= Dinah Birch =

English literary scholar

Dinah Lynne Birch (born 4 October 1953) is an English literary critic. She is a former Pro-Vice-Chancellor for Research and Impact at the University of Liverpool, and is now Emerita Professor of English Literature there. She was a student at St Hugh's College, Oxford, and also undertook her doctorate at the University of Oxford. In 1980, she became the first woman to be elected to the Governing Body of Merton College.

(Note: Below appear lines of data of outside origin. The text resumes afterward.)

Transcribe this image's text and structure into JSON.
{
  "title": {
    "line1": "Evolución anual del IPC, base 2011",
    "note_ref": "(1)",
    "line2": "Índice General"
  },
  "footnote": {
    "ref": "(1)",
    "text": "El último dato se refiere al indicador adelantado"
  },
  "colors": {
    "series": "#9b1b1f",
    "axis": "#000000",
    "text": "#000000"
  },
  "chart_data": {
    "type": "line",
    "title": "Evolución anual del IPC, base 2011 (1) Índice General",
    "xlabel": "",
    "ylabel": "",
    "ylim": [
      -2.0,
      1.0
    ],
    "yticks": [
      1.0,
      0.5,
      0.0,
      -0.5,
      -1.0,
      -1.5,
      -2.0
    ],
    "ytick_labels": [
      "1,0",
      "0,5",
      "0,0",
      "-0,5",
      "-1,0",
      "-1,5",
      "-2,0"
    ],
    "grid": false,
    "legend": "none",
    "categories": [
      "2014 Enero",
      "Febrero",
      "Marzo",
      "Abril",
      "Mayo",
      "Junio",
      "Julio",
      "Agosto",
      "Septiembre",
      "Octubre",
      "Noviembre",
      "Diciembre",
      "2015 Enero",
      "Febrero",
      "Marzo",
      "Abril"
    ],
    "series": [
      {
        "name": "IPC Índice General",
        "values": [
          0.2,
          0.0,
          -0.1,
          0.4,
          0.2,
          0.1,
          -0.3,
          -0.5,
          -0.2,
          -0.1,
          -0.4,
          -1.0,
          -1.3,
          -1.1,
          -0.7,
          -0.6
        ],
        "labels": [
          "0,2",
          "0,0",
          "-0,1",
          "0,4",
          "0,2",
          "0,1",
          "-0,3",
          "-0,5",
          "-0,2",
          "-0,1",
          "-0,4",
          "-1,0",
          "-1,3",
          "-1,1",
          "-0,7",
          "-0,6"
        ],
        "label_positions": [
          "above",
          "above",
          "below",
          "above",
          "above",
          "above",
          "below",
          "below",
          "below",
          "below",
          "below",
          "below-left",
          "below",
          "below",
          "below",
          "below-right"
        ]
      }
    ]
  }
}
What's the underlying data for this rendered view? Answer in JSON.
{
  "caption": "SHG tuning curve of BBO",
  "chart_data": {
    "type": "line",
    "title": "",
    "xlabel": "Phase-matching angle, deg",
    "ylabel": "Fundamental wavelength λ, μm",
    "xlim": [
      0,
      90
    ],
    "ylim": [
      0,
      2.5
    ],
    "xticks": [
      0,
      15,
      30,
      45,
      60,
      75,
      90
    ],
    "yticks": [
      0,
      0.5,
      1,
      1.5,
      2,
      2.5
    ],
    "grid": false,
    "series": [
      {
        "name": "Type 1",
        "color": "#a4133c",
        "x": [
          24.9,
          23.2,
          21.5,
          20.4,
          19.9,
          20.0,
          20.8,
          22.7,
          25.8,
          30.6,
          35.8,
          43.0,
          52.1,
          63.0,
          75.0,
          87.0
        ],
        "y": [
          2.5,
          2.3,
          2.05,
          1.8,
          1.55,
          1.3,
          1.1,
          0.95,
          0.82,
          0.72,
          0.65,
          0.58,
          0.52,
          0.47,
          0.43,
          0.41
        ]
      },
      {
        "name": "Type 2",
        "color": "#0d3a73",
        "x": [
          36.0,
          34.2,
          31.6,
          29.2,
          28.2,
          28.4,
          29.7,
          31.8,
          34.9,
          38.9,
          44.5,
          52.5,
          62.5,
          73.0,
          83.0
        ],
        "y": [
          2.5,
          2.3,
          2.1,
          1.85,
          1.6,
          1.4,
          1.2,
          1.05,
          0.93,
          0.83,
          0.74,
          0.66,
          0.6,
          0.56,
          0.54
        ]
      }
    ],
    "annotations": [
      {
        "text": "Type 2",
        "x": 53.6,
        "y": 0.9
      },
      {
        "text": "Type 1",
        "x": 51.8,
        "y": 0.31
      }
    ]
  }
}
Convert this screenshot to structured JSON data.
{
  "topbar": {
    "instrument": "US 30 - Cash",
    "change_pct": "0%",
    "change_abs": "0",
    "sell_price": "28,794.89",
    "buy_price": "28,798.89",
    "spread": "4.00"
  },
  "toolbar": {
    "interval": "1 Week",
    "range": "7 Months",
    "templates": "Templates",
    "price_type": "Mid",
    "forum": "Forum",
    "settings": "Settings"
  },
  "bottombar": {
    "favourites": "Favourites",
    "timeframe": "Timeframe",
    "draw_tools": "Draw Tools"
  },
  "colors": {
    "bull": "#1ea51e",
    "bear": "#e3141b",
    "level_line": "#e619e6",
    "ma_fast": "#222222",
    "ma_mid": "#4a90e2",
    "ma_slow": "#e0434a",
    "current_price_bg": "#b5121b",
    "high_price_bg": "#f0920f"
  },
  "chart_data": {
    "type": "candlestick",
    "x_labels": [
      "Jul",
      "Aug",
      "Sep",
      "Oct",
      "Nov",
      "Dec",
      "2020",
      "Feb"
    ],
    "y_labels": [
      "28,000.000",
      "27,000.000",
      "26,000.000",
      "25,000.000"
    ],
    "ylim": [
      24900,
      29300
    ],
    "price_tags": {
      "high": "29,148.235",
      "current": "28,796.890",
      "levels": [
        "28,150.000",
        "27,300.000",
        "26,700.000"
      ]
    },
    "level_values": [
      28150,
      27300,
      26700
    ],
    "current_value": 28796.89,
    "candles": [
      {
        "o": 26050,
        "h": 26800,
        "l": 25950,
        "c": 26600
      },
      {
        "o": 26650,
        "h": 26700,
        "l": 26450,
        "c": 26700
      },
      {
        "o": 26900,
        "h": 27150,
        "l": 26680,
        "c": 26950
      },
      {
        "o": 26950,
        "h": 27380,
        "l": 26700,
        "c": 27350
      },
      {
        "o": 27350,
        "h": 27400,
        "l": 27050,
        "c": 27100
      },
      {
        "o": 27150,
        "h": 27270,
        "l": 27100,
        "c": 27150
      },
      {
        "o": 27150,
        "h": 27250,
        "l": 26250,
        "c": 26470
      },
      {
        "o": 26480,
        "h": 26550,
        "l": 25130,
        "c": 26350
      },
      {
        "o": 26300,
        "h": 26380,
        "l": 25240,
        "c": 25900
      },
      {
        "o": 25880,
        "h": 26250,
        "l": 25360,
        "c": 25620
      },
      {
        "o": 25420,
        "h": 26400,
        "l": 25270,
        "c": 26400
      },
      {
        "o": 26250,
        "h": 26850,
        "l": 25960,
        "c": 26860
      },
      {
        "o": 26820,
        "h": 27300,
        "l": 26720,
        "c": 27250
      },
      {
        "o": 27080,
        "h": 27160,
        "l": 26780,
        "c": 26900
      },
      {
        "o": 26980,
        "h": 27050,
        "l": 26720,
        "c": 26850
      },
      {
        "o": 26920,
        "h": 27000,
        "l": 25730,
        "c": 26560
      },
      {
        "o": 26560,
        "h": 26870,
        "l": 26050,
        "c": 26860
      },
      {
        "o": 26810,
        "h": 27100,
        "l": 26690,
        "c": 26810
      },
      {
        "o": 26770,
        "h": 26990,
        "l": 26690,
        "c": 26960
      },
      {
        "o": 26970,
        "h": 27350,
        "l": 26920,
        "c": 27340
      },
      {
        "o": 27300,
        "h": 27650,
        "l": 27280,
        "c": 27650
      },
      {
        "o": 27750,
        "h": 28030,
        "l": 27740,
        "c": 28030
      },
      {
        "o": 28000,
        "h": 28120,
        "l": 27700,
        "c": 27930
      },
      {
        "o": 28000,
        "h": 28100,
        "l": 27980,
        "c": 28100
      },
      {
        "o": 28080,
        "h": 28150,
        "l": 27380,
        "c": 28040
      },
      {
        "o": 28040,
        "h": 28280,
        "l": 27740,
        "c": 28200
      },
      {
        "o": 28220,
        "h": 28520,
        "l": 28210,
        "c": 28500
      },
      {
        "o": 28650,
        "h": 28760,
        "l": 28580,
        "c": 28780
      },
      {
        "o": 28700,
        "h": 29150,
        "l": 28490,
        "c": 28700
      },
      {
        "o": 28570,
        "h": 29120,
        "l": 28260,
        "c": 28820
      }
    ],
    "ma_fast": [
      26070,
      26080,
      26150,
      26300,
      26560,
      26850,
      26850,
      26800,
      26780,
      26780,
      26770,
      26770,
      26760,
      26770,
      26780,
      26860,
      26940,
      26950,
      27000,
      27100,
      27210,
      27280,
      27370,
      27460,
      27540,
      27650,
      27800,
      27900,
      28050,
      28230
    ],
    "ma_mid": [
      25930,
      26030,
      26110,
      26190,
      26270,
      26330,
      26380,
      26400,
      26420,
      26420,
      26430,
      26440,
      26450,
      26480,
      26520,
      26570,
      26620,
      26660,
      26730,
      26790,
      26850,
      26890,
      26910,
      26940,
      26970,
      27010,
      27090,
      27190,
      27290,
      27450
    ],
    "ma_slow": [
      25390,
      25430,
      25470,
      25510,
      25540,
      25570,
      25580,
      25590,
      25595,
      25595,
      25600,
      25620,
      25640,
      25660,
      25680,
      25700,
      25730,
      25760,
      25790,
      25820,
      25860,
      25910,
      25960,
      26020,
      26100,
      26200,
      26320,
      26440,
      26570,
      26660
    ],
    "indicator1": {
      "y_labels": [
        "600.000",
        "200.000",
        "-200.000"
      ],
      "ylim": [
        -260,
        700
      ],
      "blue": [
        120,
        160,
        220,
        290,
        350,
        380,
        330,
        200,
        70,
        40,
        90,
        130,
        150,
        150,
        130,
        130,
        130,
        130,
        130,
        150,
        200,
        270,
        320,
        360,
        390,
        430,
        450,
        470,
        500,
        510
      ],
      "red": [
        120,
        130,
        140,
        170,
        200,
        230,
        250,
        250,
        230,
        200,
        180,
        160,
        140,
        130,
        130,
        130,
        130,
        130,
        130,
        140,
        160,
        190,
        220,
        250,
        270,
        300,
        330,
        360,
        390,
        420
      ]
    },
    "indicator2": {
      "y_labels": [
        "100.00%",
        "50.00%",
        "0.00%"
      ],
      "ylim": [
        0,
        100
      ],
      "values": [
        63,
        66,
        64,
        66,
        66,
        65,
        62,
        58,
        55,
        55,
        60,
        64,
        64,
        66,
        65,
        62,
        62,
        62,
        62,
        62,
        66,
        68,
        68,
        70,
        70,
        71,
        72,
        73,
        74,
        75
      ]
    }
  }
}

Her work has been primarily on Victorian literature, and among the authors on whom she has published writings are Charles Dickens, Charlotte Brontë, Emily Brontë, and Alfred Tennyson. She has also edited two books on the Victorian critic John Ruskin: Ruskin and Gender (2002) and John Ruskin: Selected Writings (2004). Birch is serving as the General Editor of the 2012 edition of the Oxford Companion to English Literature. She is the author of Our Victorian Education (2008), writes regularly for the TLS and the LRB, and contributes to arts programmes on radio and television.

In December 2011, Birch was named as a member of the jury for the 2012 Man Booker Prize. Jury chair Sir Peter Stothard called her "[one] of Britain's finest professional critics". She is married and has two adult children. Birch lists Middlemarch by George Eliot as her favourite book. She is also a Companion of the Guild of St George.

Birch was appointed Commander of the Order of the British Empire (CBE) in the 2016 Birthday Honours for services to higher education, literary scholarship, and cultural life. She was elected a Fellow of the Royal Society of Literature (FRSL) in 2026.